Il revint effectivement au bout de cinq jours, et après sa visite à la pauvre vieille, qui lui raconta en pleurant combien son terrible voisin avait été bon pour elle, il entra chez lui. En le voyant, la femme se précipite vers lui en lui disant: «Ah! monsieur l'abbé, vous m'avez sauvé deux roulées.» Le mari, un peu confus, ajouta: «Ah! oui, les mains m'ont bien démangé... Mais j'ai fait comme vous m'avez dit, et je ne rentrais que quand la colère était passée.—Vous le voyez, dit l'abbé, on peut toujours en venir à bout, et je suis sûr qu'après ces deux fois vous avez trouvé votre femme bien plus douce.»
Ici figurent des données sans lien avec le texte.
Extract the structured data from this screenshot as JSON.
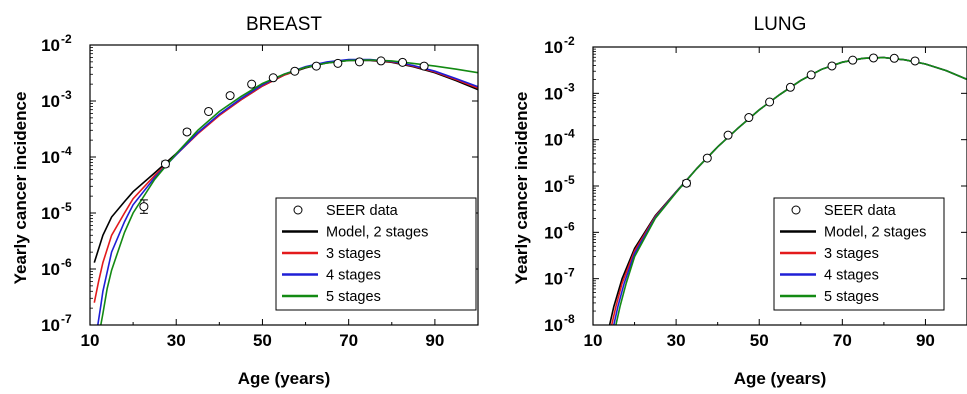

La glace était rompue, et l'abbé en profita pour parler un peu charité et amour du prochain. Nul n'avait mieux que lui, qui prêchait si bien d'exemple, le droit d'en parler. De là il passa un peu à l'amour de Dieu, et quitta le couple enchanté, emportant une nouvelle promesse de patience et celle d'une visite du mari. Sous cette grosse enveloppe il cachait un coeur intelligent et bon, et il ne fut pas difficile à l'abbé de le ramener à Dieu. Après avoir été la terreur de son quartier par sa force et sa violence, il en devint le modèle et l'apôtre. Plus d'une fois il amena à l'abbé d'anciens camarades dont il avait déterminé la conversion.
Un matin, l'abbé se trouvait d'assez bonne heure à Saint-Sulpice. Il le vit entrer et, après une courte prière, s'approcher du tronc des pauvres, y jeter quelque chose et se retirer précipitamment. Il le suivit, et l'ayant rejoint dehors, il lui demanda ce qu'il venait de faire. Le chiffonnier hésita à répondre, mais, certain que l'abbé avait tout vu, il lui dit: «Eh bien! c'est l'argent de mon déjeuner que j'y ai jeté. Autrefois je n'en ai que trop dépensé au cabaret. J'ai donné des scandales, vous le savez mieux que personne. Pour les réparer autant que je le puis, je jeûne quelquefois, et comme il ne serait pas juste d'en tirer profit, je viens jeter ici, pour les pauvres, l'argent que mon déjeuner m'aurait coûté.»
(L'abbé Mullois.)
31.——LE NOUVEL AUGUSTIN.
Un jeune homme du nom d'Augustin, emporté par ses passions ardentes, était tombé dans le désordre presque au terme de ses études. Ne connaissant plus ni frein ni règle, il n'écoutait même pas sa mère et restait insensible à ses larmes comme à ses reproches. Par intervalles cependant, le remords venait troubler la conscience du jeune libertin, mais il tâchait de s'étourdir davantage et se plongeait dans la dissipation. Soudain, une maladie de poitrine se déclara. Inquiète de le voir partir pour la capitale avec une toux opiniâtre, sa plus jeune soeur, Anna, cacha, sans le lui dire, une médaille de la sainte Vierge dans l'habit qu'il portait. Ce pieux stratagème fut sans effet sur lui. Loin de là: «On s'est donné une peine inutile, écrivit-il bientôt; je prie qu'on ne recommence pas, mon tailleur a bien autre chose à faire qu'à découdre des médailles.»
Les symptômes de la maladie ne tardèrent pas à devenir inquiétants, et firent de rapides progrès; des crachements de sang menaçaient d'étouffer tout à coup le malade. Ainsi la mort le pouvait frapper à toute heure: pauvre Augustin! il n'était pas préparé à paraître devant Dieu, il ne songeait pas même à s'y disposer. Un jour, dans une entrevue qu'il eut avec sa soeur religieuse, celle-ci lui avait dit avec tendresse: «Mon cher Augustin, songe donc à mettre ta conscience en règle avec Dieu; moi qui t'aime tant, je ne puis soutenir la pensée de te savoir loin de lui.» Pour toute réponse, le jeune homme avait serré avec émotion la main de sa soeur, puis il avait cherché à changer une conversation qui semblait le fatiguer. Un autre jour, une crise violente ayant fait appréhender que sa dernière heure ne fût arrivée, sa mère avait fait prier l'aumônier, premier dépositaire des secrets du coeur de son fils, d'accourir en toute hâte. L'aumônier s'était présenté sans retard avec sa douce parole, son regard ami. Augustin n'avait voulu rien entendre, et le vieillard s'était retiré les yeux pleins de larmes amères.